Forex Trading for Beginners
The forex market is the largest financial market in the world — over $7 trillion traded daily. Here's everything you need to know to get started.
Major Currency Pairs
Currencies are traded in pairs. You're always buying one currency and selling another simultaneously.
EUR/USD
Euro / US Dollar
Most traded pair
GBP/USD
British Pound / US Dollar
"Cable"
USD/JPY
US Dollar / Japanese Yen
"The Gopher"
Key Concept
If EUR/USD is at 1.0850, it means 1 Euro buys 1.0850 US Dollars. If you think the Euro will strengthen, you buy EUR/USD. If you think the Dollar will strengthen, you sell EUR/USD.
Pips and Lots
What Is a Pip?
A pip is the smallest standard price movement — typically 0.0001 (the fourth decimal place). For JPY pairs, it's 0.01 (the second decimal place).
Example
If EUR/USD moves from 1.0850 to 1.0870, that's a 20-pip move.
Lot Sizes
- • Standard lot — 100,000 units (~$10 per pip)
- • Mini lot — 10,000 units (~$1 per pip)
- • Micro lot — 1,000 units (~$0.10 per pip)
Leverage
Leverage lets you control a larger position than your capital would normally allow. In the UK, the FCA caps retail leverage at 30:1 for major forex pairs.
Warning
Leverage amplifies both gains and losses. At 30:1 leverage, a 3.3% move against you wipes out your entire position. This is why risk management isn't optional in forex — it's survival.
Spread = Cost of Trading
Most forex brokers don't charge commission — instead they make money from the spread (the difference between the buy and sell price). EUR/USD typically has a spread of 0.5-1.5 pips.
Key Concept
Every trade you open starts at a small loss equal to the spread. The tighter the spread, the less the market has to move in your favour before you're profitable.
Trading Sessions
Asian Session
11 PM – 8 AM GMT
Lower volatility
London Session
8 AM – 5 PM GMT
Highest volume
New York Session
1 PM – 10 PM GMT
High volatility
Best Time to Trade
The London/New York overlap (1 PM – 5 PM GMT) has the highest volume and tightest spreads. This is when the big moves happen.

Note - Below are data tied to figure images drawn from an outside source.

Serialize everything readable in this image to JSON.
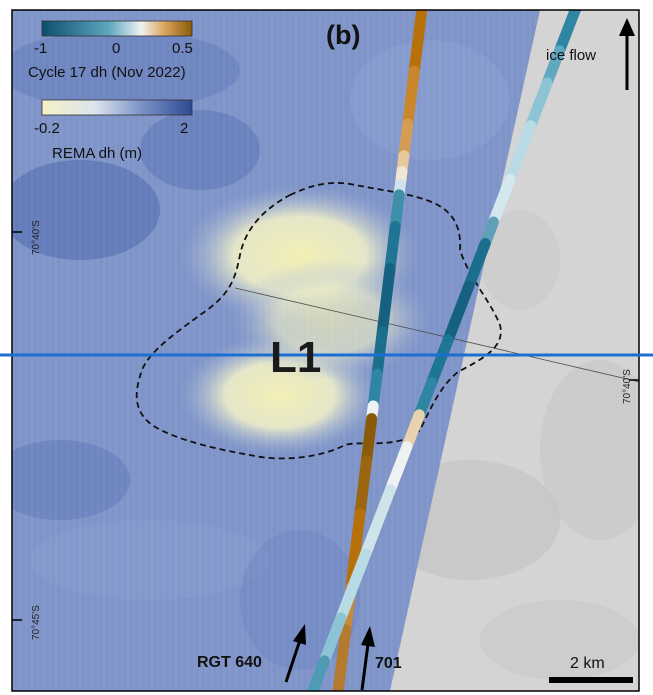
{
  "panel_label": "(b)",
  "legend": {
    "cycle_ticks": [
      "-1",
      "0",
      "0.5"
    ],
    "cycle_title": "Cycle 17 dh (Nov 2022)",
    "rema_ticks": [
      "-0.2",
      "2"
    ],
    "rema_title": "REMA dh (m)"
  },
  "ice_flow_label": "ice flow",
  "lake_label": "L1",
  "track_labels": {
    "rgt": "RGT 640",
    "rgt2": "701"
  },
  "lat_labels": [
    "70°40'S",
    "70°40'S",
    "70°45'S"
  ],
  "scale_label": "2 km",
  "colors": {
    "rema_low": "#f4f0b8",
    "rema_high": "#3a55a0",
    "cycle_neg": "#1e6f8c",
    "cycle_zero": "#eef2f2",
    "cycle_pos": "#b8700a",
    "horizon_line": "#1a6fd0",
    "rock_gray": "#d3d3d3"
  }
}
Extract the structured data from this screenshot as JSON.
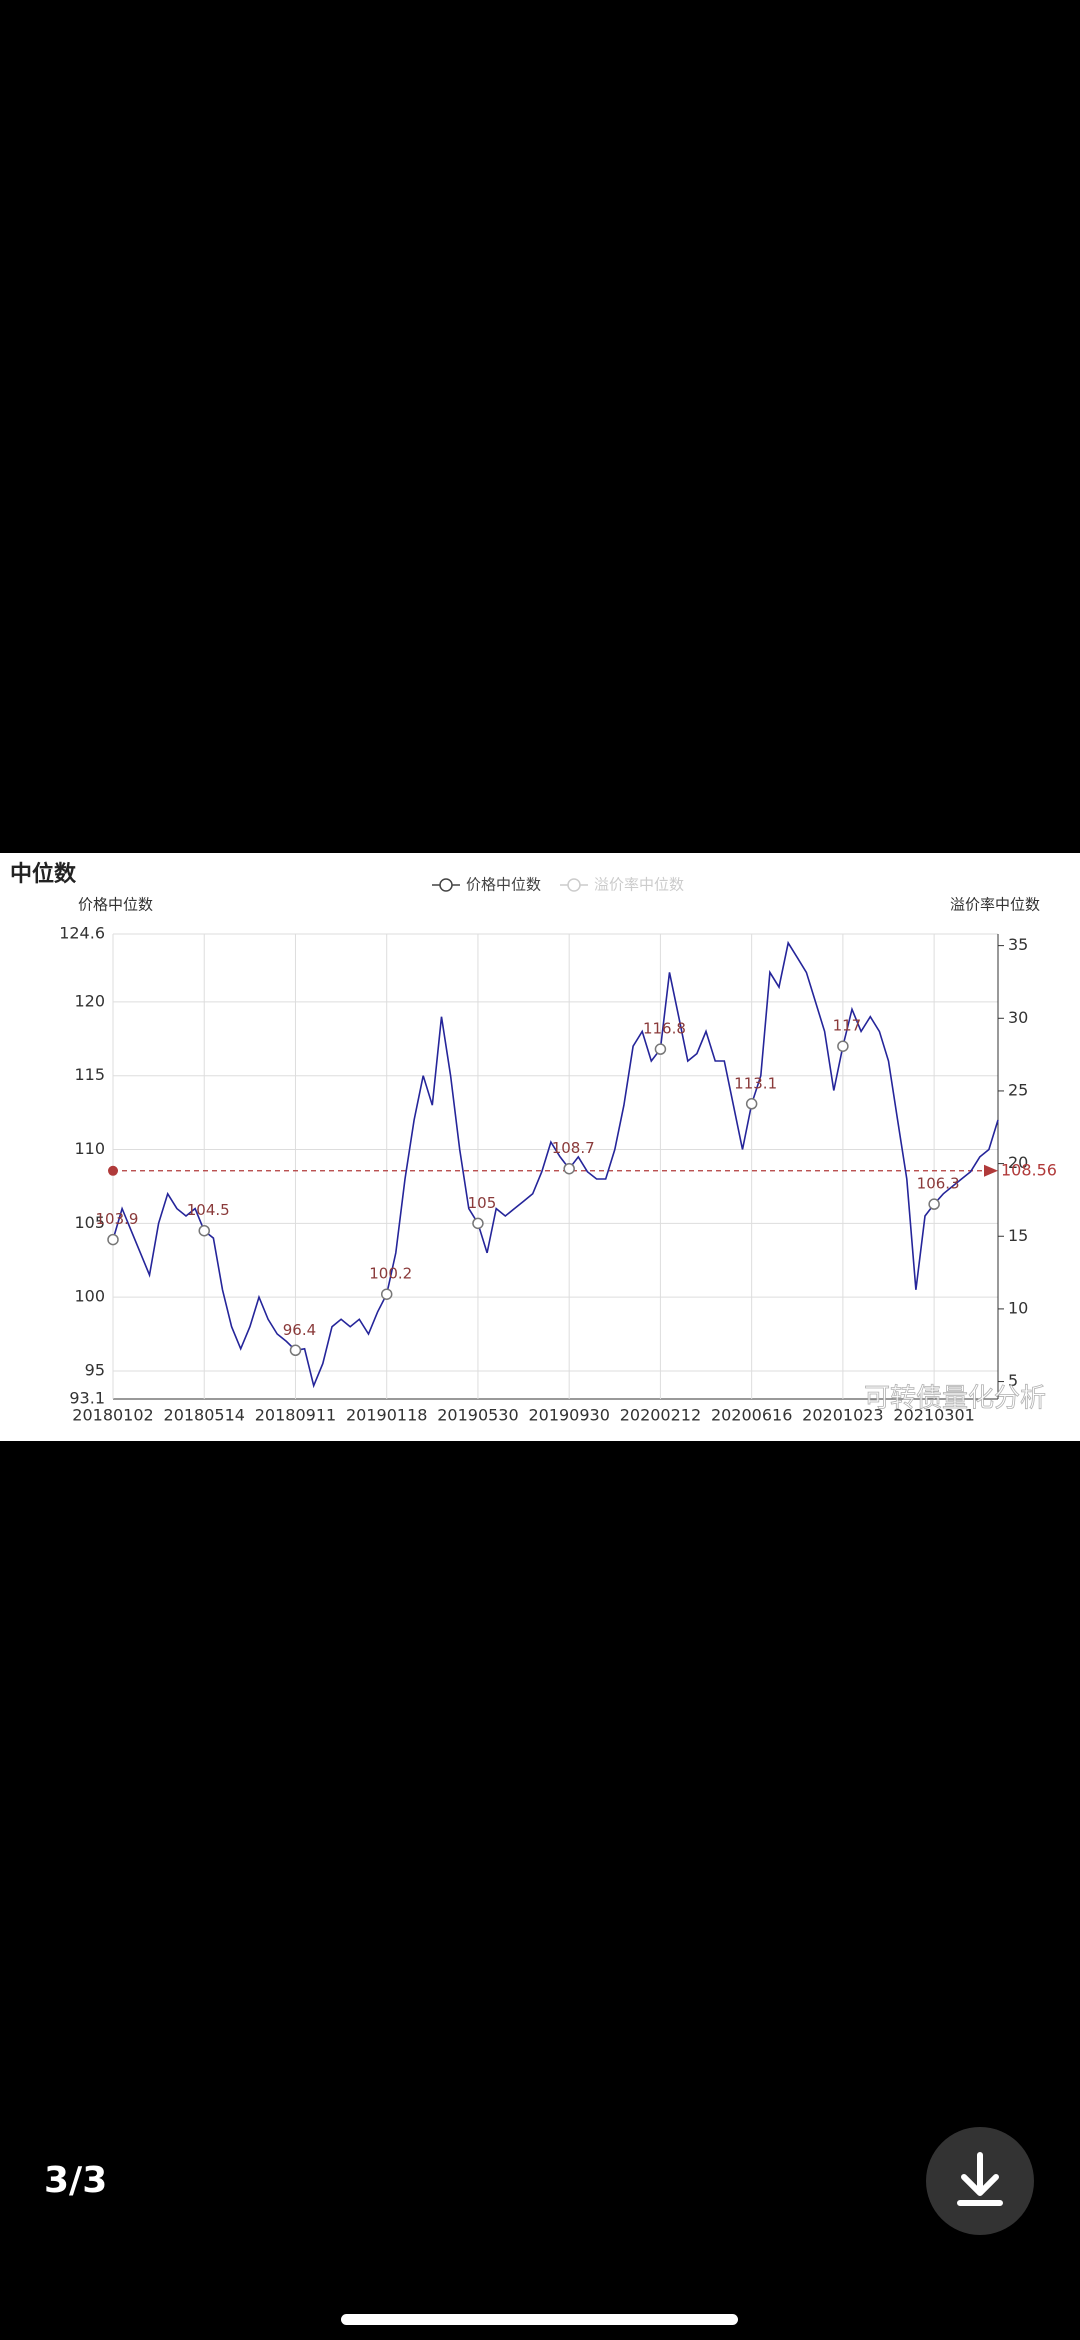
{
  "viewer": {
    "counter": "3/3"
  },
  "chart_data": {
    "type": "line",
    "title": "中位数",
    "y_axis_label": "价格中位数",
    "y2_axis_label": "溢价率中位数",
    "legend": [
      {
        "name": "价格中位数",
        "active": true
      },
      {
        "name": "溢价率中位数",
        "active": false
      }
    ],
    "watermark": "可转债量化分析",
    "categories": [
      "20180102",
      null,
      null,
      null,
      null,
      null,
      null,
      null,
      null,
      null,
      "20180514",
      null,
      null,
      null,
      null,
      null,
      null,
      null,
      null,
      null,
      "20180911",
      null,
      null,
      null,
      null,
      null,
      null,
      null,
      null,
      null,
      "20190118",
      null,
      null,
      null,
      null,
      null,
      null,
      null,
      null,
      null,
      "20190530",
      null,
      null,
      null,
      null,
      null,
      null,
      null,
      null,
      null,
      "20190930",
      null,
      null,
      null,
      null,
      null,
      null,
      null,
      null,
      null,
      "20200212",
      null,
      null,
      null,
      null,
      null,
      null,
      null,
      null,
      null,
      "20200616",
      null,
      null,
      null,
      null,
      null,
      null,
      null,
      null,
      null,
      "20201023",
      null,
      null,
      null,
      null,
      null,
      null,
      null,
      null,
      null,
      "20210301",
      null,
      null,
      null,
      null,
      null,
      null,
      null
    ],
    "series": [
      {
        "name": "价格中位数",
        "color": "#25259a",
        "values": [
          103.9,
          106,
          104.5,
          103,
          101.5,
          105,
          107,
          106,
          105.5,
          106,
          104.5,
          104,
          100.5,
          98,
          96.5,
          98,
          100,
          98.5,
          97.5,
          97,
          96.4,
          96.5,
          94,
          95.5,
          98,
          98.5,
          98,
          98.5,
          97.5,
          99,
          100.2,
          103,
          108,
          112,
          115,
          113,
          119,
          115,
          110,
          106,
          105,
          103,
          106,
          105.5,
          106,
          106.5,
          107,
          108.5,
          110.5,
          109.5,
          108.7,
          109.5,
          108.5,
          108,
          108,
          110,
          113,
          117,
          118,
          116,
          116.8,
          122,
          119,
          116,
          116.5,
          118,
          116,
          116,
          113,
          110,
          113.1,
          115,
          122,
          121,
          124,
          123,
          122,
          120,
          118,
          114,
          117,
          119.5,
          118,
          119,
          118,
          116,
          112,
          108,
          100.5,
          105.5,
          106.3,
          107,
          107.5,
          108,
          108.5,
          109.5,
          110,
          112
        ]
      }
    ],
    "reference_line": 108.56,
    "reference_color": "#b03a3a",
    "ylim": [
      93.1,
      124.6
    ],
    "yticks": [
      93.1,
      95,
      100,
      105,
      110,
      115,
      120,
      124.6
    ],
    "y2lim": [
      3.8,
      35.8
    ],
    "y2ticks": [
      5,
      10,
      15,
      20,
      25,
      30,
      35
    ],
    "grid": true
  }
}
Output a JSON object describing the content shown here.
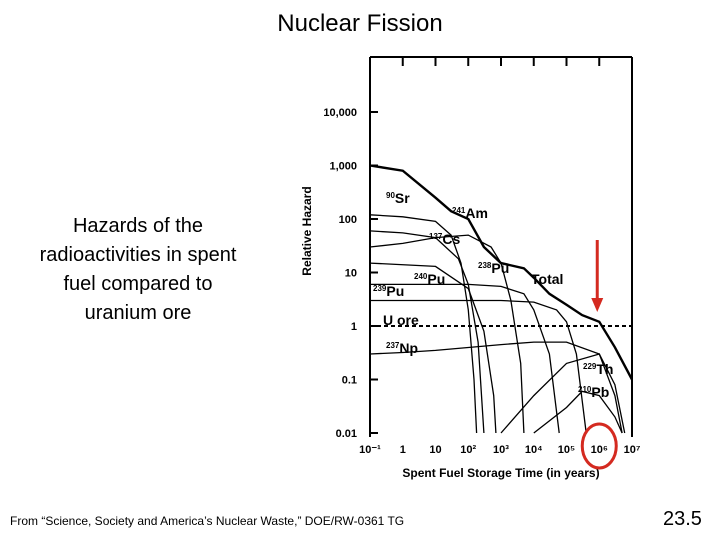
{
  "slide": {
    "title": "Nuclear Fission",
    "description_lines": [
      "Hazards of the",
      "radioactivities in spent",
      "fuel compared to",
      "uranium ore"
    ],
    "source": "From “Science, Society and America’s Nuclear Waste,” DOE/RW-0361 TG",
    "slide_number": "23.5"
  },
  "chart_data": {
    "type": "line",
    "title": "",
    "xlabel": "Spent Fuel Storage Time (in years)",
    "ylabel": "Relative Hazard",
    "xscale": "log",
    "yscale": "log",
    "xlim": [
      0.1,
      10000000
    ],
    "ylim": [
      0.01,
      10000
    ],
    "x_tick_labels": [
      "10⁻¹",
      "1",
      "10",
      "10²",
      "10³",
      "10⁴",
      "10⁵",
      "10⁶",
      "10⁷"
    ],
    "y_tick_labels": [
      "0.01",
      "0.1",
      "1",
      "10",
      "100",
      "1,000",
      "10,000"
    ],
    "y_ticks": [
      0.01,
      0.1,
      1,
      10,
      100,
      1000,
      10000
    ],
    "x_ticks": [
      0.1,
      1,
      10,
      100,
      1000,
      10000,
      100000,
      1000000,
      10000000
    ],
    "reference_line": {
      "name": "U ore",
      "y": 1
    },
    "series": [
      {
        "name": "Total",
        "points": [
          [
            0.1,
            1000
          ],
          [
            1,
            800
          ],
          [
            10,
            250
          ],
          [
            30,
            140
          ],
          [
            100,
            100
          ],
          [
            300,
            30
          ],
          [
            1000,
            15
          ],
          [
            5000,
            12
          ],
          [
            10000,
            8
          ],
          [
            30000,
            4
          ],
          [
            100000,
            2.5
          ],
          [
            300000,
            1.6
          ],
          [
            1000000,
            1.2
          ],
          [
            3000000,
            0.4
          ],
          [
            10000000,
            0.1
          ]
        ]
      },
      {
        "name": "Sr",
        "number": "90",
        "points": [
          [
            0.1,
            120
          ],
          [
            1,
            110
          ],
          [
            10,
            90
          ],
          [
            30,
            50
          ],
          [
            60,
            15
          ],
          [
            100,
            2
          ],
          [
            150,
            0.1
          ],
          [
            180,
            0.01
          ]
        ]
      },
      {
        "name": "Cs",
        "number": "137",
        "points": [
          [
            0.1,
            60
          ],
          [
            1,
            55
          ],
          [
            10,
            45
          ],
          [
            50,
            18
          ],
          [
            100,
            6
          ],
          [
            200,
            0.5
          ],
          [
            300,
            0.01
          ]
        ]
      },
      {
        "name": "Am",
        "number": "241",
        "points": [
          [
            0.1,
            30
          ],
          [
            1,
            35
          ],
          [
            10,
            45
          ],
          [
            100,
            50
          ],
          [
            500,
            30
          ],
          [
            1000,
            15
          ],
          [
            2000,
            3
          ],
          [
            4000,
            0.2
          ],
          [
            5000,
            0.01
          ]
        ]
      },
      {
        "name": "Pu",
        "number": "238",
        "points": [
          [
            0.1,
            15
          ],
          [
            10,
            13
          ],
          [
            100,
            5
          ],
          [
            300,
            0.8
          ],
          [
            600,
            0.05
          ],
          [
            700,
            0.01
          ]
        ]
      },
      {
        "name": "Pu",
        "number": "240",
        "points": [
          [
            0.1,
            6
          ],
          [
            100,
            6
          ],
          [
            1000,
            5.5
          ],
          [
            5000,
            4
          ],
          [
            10000,
            2
          ],
          [
            30000,
            0.3
          ],
          [
            60000,
            0.01
          ]
        ]
      },
      {
        "name": "Pu",
        "number": "239",
        "points": [
          [
            0.1,
            3
          ],
          [
            1000,
            3
          ],
          [
            10000,
            2.8
          ],
          [
            50000,
            2
          ],
          [
            100000,
            1.2
          ],
          [
            200000,
            0.3
          ],
          [
            400000,
            0.01
          ]
        ]
      },
      {
        "name": "Np",
        "number": "237",
        "points": [
          [
            0.1,
            0.3
          ],
          [
            1,
            0.32
          ],
          [
            10,
            0.35
          ],
          [
            1000,
            0.45
          ],
          [
            10000,
            0.5
          ],
          [
            100000,
            0.5
          ],
          [
            1000000,
            0.3
          ],
          [
            3000000,
            0.05
          ],
          [
            5000000,
            0.01
          ]
        ]
      },
      {
        "name": "Th",
        "number": "229",
        "points": [
          [
            1000,
            0.01
          ],
          [
            10000,
            0.05
          ],
          [
            100000,
            0.2
          ],
          [
            1000000,
            0.3
          ],
          [
            3000000,
            0.08
          ],
          [
            6000000,
            0.01
          ]
        ]
      },
      {
        "name": "Pb",
        "number": "210",
        "points": [
          [
            10000,
            0.01
          ],
          [
            100000,
            0.03
          ],
          [
            300000,
            0.06
          ],
          [
            1000000,
            0.05
          ],
          [
            3000000,
            0.02
          ],
          [
            5000000,
            0.01
          ]
        ]
      }
    ],
    "series_labels": [
      {
        "key": "Sr",
        "number": "90",
        "name": "Sr"
      },
      {
        "key": "Am",
        "number": "241",
        "name": "Am"
      },
      {
        "key": "Cs",
        "number": "137",
        "name": "Cs"
      },
      {
        "key": "Pu238",
        "number": "238",
        "name": "Pu"
      },
      {
        "key": "Pu240",
        "number": "240",
        "name": "Pu"
      },
      {
        "key": "Pu239",
        "number": "239",
        "name": "Pu"
      },
      {
        "key": "Total",
        "number": "",
        "name": "Total"
      },
      {
        "key": "Uore",
        "number": "",
        "name": "U ore"
      },
      {
        "key": "Np",
        "number": "237",
        "name": "Np"
      },
      {
        "key": "Th",
        "number": "229",
        "name": "Th"
      },
      {
        "key": "Pb",
        "number": "210",
        "name": "Pb"
      }
    ],
    "annotations": [
      {
        "type": "arrow",
        "color": "#d42a20",
        "points_to_x": 1000000,
        "points_to_y": 1.2
      },
      {
        "type": "circle",
        "color": "#d42a20",
        "around_tick": "10⁶"
      }
    ]
  }
}
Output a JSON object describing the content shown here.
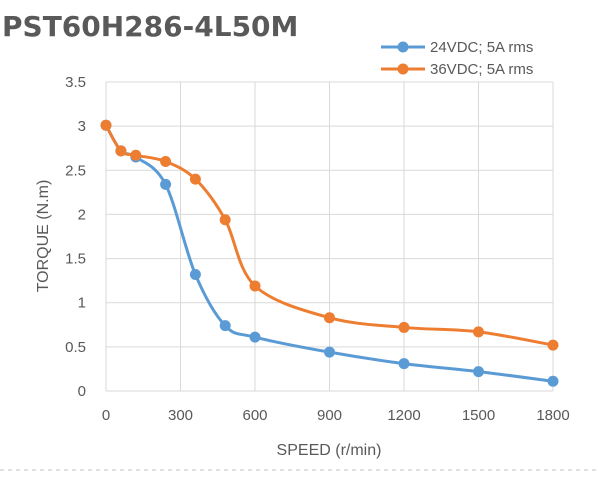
{
  "chart_data": {
    "type": "line",
    "title": "PST60H286-4L50M",
    "xlabel": "SPEED (r/min)",
    "ylabel": "TORQUE (N.m)",
    "xlim": [
      0,
      1800
    ],
    "ylim": [
      0,
      3.5
    ],
    "xticks": [
      0,
      300,
      600,
      900,
      1200,
      1500,
      1800
    ],
    "yticks": [
      0,
      0.5,
      1,
      1.5,
      2,
      2.5,
      3,
      3.5
    ],
    "xtick_labels": [
      "0",
      "300",
      "600",
      "900",
      "1200",
      "1500",
      "1800"
    ],
    "ytick_labels": [
      "0",
      "0.5",
      "1",
      "1.5",
      "2",
      "2.5",
      "3",
      "3.5"
    ],
    "grid": true,
    "legend_position": "top-right",
    "series": [
      {
        "name": "24VDC; 5A rms",
        "color": "#5B9BD5",
        "x": [
          0,
          60,
          120,
          240,
          360,
          480,
          600,
          900,
          1200,
          1500,
          1800
        ],
        "y": [
          3.01,
          2.72,
          2.65,
          2.34,
          1.32,
          0.74,
          0.61,
          0.44,
          0.31,
          0.22,
          0.11
        ]
      },
      {
        "name": "36VDC; 5A rms",
        "color": "#ED7D31",
        "x": [
          0,
          60,
          120,
          240,
          360,
          480,
          600,
          900,
          1200,
          1500,
          1800
        ],
        "y": [
          3.01,
          2.72,
          2.67,
          2.6,
          2.4,
          1.94,
          1.19,
          0.83,
          0.72,
          0.67,
          0.52
        ]
      }
    ]
  }
}
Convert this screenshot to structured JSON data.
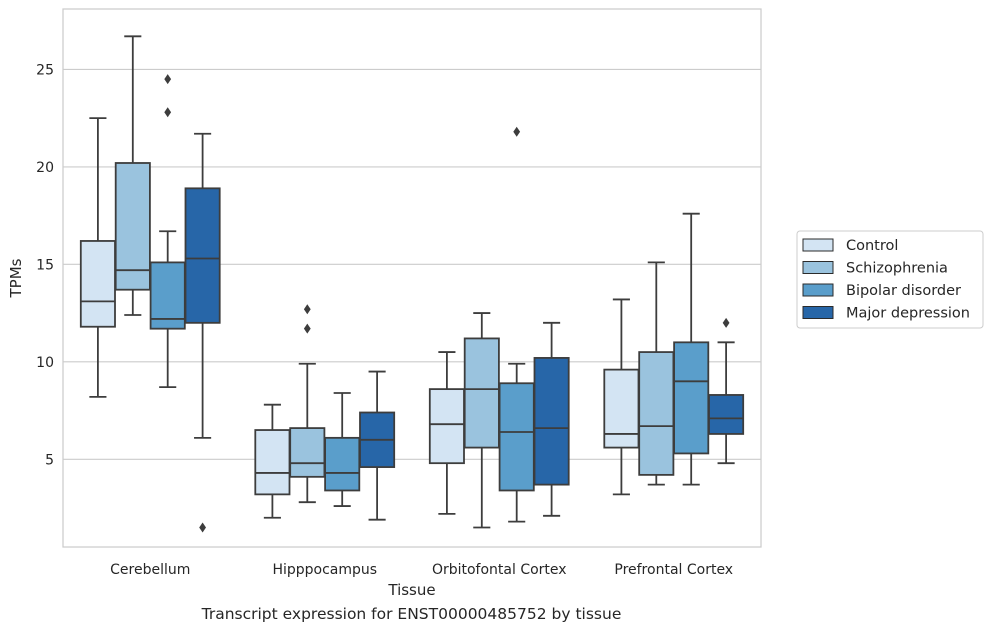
{
  "caption": "Transcript expression for ENST00000485752 by tissue",
  "chart_data": {
    "type": "box",
    "title": "",
    "xlabel": "Tissue",
    "ylabel": "TPMs",
    "ylim": [
      0.5,
      28.1
    ],
    "yticks": [
      5,
      10,
      15,
      20,
      25
    ],
    "grid": "horizontal",
    "legend_position": "right",
    "categories": [
      "Cerebellum",
      "Hipppocampus",
      "Orbitofontal Cortex",
      "Prefrontal Cortex"
    ],
    "series": [
      {
        "name": "Control",
        "color": "#d3e4f3",
        "boxes": [
          {
            "whisker_low": 8.2,
            "q1": 11.8,
            "median": 13.1,
            "q3": 16.2,
            "whisker_high": 22.5,
            "outliers": []
          },
          {
            "whisker_low": 2.0,
            "q1": 3.2,
            "median": 4.3,
            "q3": 6.5,
            "whisker_high": 7.8,
            "outliers": []
          },
          {
            "whisker_low": 2.2,
            "q1": 4.8,
            "median": 6.8,
            "q3": 8.6,
            "whisker_high": 10.5,
            "outliers": []
          },
          {
            "whisker_low": 3.2,
            "q1": 5.6,
            "median": 6.3,
            "q3": 9.6,
            "whisker_high": 13.2,
            "outliers": []
          }
        ]
      },
      {
        "name": "Schizophrenia",
        "color": "#9ac3de",
        "boxes": [
          {
            "whisker_low": 12.4,
            "q1": 13.7,
            "median": 14.7,
            "q3": 20.2,
            "whisker_high": 26.7,
            "outliers": []
          },
          {
            "whisker_low": 2.8,
            "q1": 4.1,
            "median": 4.8,
            "q3": 6.6,
            "whisker_high": 9.9,
            "outliers": [
              11.7,
              12.7
            ]
          },
          {
            "whisker_low": 1.5,
            "q1": 5.6,
            "median": 8.6,
            "q3": 11.2,
            "whisker_high": 12.5,
            "outliers": []
          },
          {
            "whisker_low": 3.7,
            "q1": 4.2,
            "median": 6.7,
            "q3": 10.5,
            "whisker_high": 15.1,
            "outliers": []
          }
        ]
      },
      {
        "name": "Bipolar disorder",
        "color": "#5a9ecb",
        "boxes": [
          {
            "whisker_low": 8.7,
            "q1": 11.7,
            "median": 12.2,
            "q3": 15.1,
            "whisker_high": 16.7,
            "outliers": [
              22.8,
              24.5
            ]
          },
          {
            "whisker_low": 2.6,
            "q1": 3.4,
            "median": 4.3,
            "q3": 6.1,
            "whisker_high": 8.4,
            "outliers": []
          },
          {
            "whisker_low": 1.8,
            "q1": 3.4,
            "median": 6.4,
            "q3": 8.9,
            "whisker_high": 9.9,
            "outliers": [
              21.8
            ]
          },
          {
            "whisker_low": 3.7,
            "q1": 5.3,
            "median": 9.0,
            "q3": 11.0,
            "whisker_high": 17.6,
            "outliers": []
          }
        ]
      },
      {
        "name": "Major depression",
        "color": "#2766a8",
        "boxes": [
          {
            "whisker_low": 6.1,
            "q1": 12.0,
            "median": 15.3,
            "q3": 18.9,
            "whisker_high": 21.7,
            "outliers": [
              1.5
            ]
          },
          {
            "whisker_low": 1.9,
            "q1": 4.6,
            "median": 6.0,
            "q3": 7.4,
            "whisker_high": 9.5,
            "outliers": []
          },
          {
            "whisker_low": 2.1,
            "q1": 3.7,
            "median": 6.6,
            "q3": 10.2,
            "whisker_high": 12.0,
            "outliers": []
          },
          {
            "whisker_low": 4.8,
            "q1": 6.3,
            "median": 7.1,
            "q3": 8.3,
            "whisker_high": 11.0,
            "outliers": [
              12.0
            ]
          }
        ]
      }
    ]
  }
}
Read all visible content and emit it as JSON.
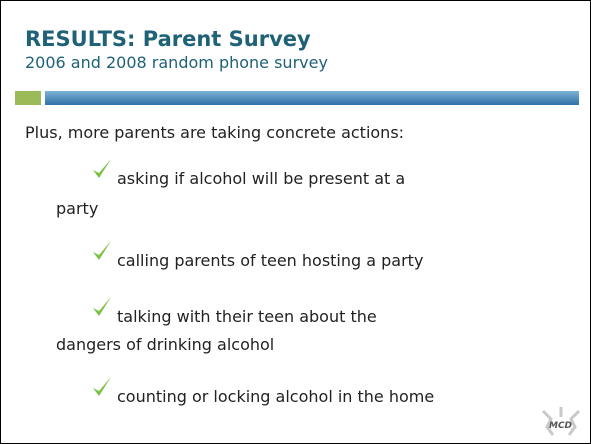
{
  "header": {
    "title": "RESULTS: Parent Survey",
    "subtitle": "2006 and 2008 random phone survey"
  },
  "body": {
    "intro": "Plus, more parents are taking concrete actions:",
    "items": [
      [
        "asking if alcohol will be present at a",
        "party"
      ],
      [
        "calling parents of teen hosting a party"
      ],
      [
        "talking with their teen about the",
        "dangers of drinking alcohol"
      ],
      [
        "counting or locking alcohol in the home"
      ]
    ]
  },
  "logo": "MCD"
}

What Drives Currency Prices
- •Interest rates — the single biggest driver. Higher rates attract foreign capital, strengthening the currency.
- •GDP and growth — strong economies attract investment.
- •Employment data — Non-Farm Payrolls (US) moves markets every first Friday of the month.
- •Inflation — central banks raise rates to fight inflation, which affects currency strength.
The Carry Trade
Key Concept
A carry trade involves borrowing a low-interest-rate currency and investing in a higher-interest-rate currency — pocketing the difference. For example, borrowing Japanese Yen (near-zero rates) and buying Australian Dollars (higher rates). You earn the interest rate differential daily — but you're exposed to exchange rate risk if the trade moves against you.
Risk Warning
Trading financial instruments carries a high level of risk and may not be suitable for all investors. You could lose some or all of your invested capital. Never trade with money you cannot afford to lose. This content is for educational purposes only and does not constitute financial advice. Forex trading involves significant leverage risk.